Oh, cousin! I do not understand what this all means. Papa spoke with mama after Uncle Nicodemus had left and I later heard her speak with the ladies while they fetched water at the well. It seems some have been angered by the actions of this Jesus and others seem to have chosen to follow his teachings. Philip and Nathaniel chose to follow this man’s teachings and they have not only shamed themselves, but their entire families. It seems as if the life provided to them was not good enough. Their responsibility was to guard the traditions, the status, and honor of their family, but they chose shame in it place of responsibility.

I will do as Papa and Mama instruct, but I often wonder what is truly behind the signs and acts of this teacher, Jesus. Could he possibly be the Son of God?

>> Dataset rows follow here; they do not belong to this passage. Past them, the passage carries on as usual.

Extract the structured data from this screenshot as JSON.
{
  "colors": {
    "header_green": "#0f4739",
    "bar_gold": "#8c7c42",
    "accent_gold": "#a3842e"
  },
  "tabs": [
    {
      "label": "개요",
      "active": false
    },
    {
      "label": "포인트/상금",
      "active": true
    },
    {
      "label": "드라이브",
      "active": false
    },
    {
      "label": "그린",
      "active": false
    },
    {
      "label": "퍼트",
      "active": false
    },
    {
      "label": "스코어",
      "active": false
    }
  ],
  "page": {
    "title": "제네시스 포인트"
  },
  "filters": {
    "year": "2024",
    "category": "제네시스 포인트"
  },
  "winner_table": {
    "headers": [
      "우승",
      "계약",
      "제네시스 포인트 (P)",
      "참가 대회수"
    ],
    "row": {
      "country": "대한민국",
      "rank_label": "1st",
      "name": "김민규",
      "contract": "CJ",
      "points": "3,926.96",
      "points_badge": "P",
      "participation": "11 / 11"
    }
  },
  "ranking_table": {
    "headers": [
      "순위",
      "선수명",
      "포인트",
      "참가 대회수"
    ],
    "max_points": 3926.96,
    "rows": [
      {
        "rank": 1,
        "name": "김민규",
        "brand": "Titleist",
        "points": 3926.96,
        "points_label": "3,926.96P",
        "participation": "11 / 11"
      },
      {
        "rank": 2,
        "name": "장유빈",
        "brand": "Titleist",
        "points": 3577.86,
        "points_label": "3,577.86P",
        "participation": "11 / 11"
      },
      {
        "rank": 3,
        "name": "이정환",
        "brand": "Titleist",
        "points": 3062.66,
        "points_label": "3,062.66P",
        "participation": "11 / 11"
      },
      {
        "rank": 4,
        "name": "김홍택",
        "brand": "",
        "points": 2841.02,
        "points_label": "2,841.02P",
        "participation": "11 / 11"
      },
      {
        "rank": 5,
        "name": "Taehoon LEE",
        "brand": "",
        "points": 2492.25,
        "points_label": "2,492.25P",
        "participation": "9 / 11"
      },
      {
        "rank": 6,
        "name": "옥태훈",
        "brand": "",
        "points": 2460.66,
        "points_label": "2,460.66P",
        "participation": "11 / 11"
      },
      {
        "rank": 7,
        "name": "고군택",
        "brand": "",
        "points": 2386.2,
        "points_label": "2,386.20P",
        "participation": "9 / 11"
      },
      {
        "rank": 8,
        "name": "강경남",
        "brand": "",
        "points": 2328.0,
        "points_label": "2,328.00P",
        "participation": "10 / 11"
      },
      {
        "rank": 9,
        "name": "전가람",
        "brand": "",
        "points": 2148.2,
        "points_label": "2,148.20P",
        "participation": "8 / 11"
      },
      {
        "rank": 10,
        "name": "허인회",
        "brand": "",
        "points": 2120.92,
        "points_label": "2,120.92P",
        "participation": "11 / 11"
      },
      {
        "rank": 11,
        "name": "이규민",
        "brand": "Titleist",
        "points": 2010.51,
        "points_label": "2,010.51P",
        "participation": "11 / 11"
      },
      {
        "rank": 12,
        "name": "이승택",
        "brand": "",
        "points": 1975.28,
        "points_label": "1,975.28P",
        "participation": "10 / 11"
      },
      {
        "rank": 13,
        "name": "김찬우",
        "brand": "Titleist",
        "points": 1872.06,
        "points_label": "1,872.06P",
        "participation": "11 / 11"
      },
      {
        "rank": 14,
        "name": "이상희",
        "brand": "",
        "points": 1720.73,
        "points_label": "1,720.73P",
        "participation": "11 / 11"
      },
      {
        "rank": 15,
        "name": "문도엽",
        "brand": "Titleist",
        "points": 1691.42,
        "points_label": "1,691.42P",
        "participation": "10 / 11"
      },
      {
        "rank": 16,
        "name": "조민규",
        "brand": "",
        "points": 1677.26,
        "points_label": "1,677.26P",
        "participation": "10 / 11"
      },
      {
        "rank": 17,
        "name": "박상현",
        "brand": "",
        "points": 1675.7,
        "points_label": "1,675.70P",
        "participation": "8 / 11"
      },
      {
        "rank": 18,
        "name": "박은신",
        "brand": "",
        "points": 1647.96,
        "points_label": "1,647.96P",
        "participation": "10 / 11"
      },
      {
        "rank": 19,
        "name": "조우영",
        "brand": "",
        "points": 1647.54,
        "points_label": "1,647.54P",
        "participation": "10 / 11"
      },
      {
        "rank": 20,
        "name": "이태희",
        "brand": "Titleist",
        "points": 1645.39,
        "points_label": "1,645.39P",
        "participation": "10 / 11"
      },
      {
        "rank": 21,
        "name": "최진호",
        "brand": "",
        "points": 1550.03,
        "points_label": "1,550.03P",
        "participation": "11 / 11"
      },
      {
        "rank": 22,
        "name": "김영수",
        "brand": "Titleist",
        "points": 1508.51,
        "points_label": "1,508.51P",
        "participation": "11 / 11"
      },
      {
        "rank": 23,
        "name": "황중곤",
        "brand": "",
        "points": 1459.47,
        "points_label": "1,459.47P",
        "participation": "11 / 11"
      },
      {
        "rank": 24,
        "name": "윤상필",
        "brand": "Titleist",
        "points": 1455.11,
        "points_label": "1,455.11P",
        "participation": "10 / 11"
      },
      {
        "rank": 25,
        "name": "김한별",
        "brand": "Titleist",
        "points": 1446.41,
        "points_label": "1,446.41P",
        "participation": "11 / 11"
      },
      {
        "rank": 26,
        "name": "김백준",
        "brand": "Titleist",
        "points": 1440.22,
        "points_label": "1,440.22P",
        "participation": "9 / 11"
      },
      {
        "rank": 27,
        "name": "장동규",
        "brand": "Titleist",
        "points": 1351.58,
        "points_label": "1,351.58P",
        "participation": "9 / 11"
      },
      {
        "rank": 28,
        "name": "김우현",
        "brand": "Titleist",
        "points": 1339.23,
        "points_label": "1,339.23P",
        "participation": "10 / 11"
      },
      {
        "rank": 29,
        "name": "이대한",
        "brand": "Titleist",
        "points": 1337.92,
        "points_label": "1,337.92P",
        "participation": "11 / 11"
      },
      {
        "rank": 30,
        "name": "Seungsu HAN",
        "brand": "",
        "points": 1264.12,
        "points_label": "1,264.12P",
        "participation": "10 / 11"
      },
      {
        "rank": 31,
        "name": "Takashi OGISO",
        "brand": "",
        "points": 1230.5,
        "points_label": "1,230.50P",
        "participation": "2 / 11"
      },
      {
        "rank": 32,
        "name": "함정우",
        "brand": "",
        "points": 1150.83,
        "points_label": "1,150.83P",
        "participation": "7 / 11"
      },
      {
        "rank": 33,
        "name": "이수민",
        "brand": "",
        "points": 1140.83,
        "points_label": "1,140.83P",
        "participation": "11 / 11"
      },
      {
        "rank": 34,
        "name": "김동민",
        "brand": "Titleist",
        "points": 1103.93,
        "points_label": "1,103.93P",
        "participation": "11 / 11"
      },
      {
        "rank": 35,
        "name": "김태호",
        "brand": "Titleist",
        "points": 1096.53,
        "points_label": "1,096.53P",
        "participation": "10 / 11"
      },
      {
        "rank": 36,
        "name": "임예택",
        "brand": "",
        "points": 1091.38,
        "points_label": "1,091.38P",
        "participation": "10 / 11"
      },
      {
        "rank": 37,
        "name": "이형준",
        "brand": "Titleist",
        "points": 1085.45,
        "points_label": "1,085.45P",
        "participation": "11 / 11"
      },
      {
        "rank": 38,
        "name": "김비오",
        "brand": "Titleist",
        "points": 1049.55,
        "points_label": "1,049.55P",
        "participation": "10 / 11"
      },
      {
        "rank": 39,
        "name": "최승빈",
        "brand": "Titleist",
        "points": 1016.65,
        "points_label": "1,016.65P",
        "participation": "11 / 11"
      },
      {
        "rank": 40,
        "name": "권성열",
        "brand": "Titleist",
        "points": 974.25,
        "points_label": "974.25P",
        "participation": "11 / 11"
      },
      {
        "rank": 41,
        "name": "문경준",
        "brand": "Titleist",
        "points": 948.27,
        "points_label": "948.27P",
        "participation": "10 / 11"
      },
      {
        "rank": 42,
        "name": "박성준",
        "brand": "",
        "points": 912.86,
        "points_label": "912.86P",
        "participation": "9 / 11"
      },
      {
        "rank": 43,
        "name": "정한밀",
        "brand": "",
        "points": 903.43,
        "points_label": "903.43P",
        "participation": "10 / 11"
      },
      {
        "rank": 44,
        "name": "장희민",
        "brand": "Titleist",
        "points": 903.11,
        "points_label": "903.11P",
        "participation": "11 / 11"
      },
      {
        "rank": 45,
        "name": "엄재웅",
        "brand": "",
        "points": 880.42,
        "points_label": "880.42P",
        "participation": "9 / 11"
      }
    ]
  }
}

Could he be the promised Messiah that has come to save us? I have heard so many stories of the healing and promise he professes. I have even seen some of those who he has healed and they look so different, so free. I would never do anything to bring shame to our family much more than I already have, but Cousin, what if this man is the one who can free me from this curse? Oh, cousin, it has been a long twelve years and I long to be clean. Maybe if I touched him just once, could he free me?

With a deep longing for your return and companionship, your cousin, Veronica.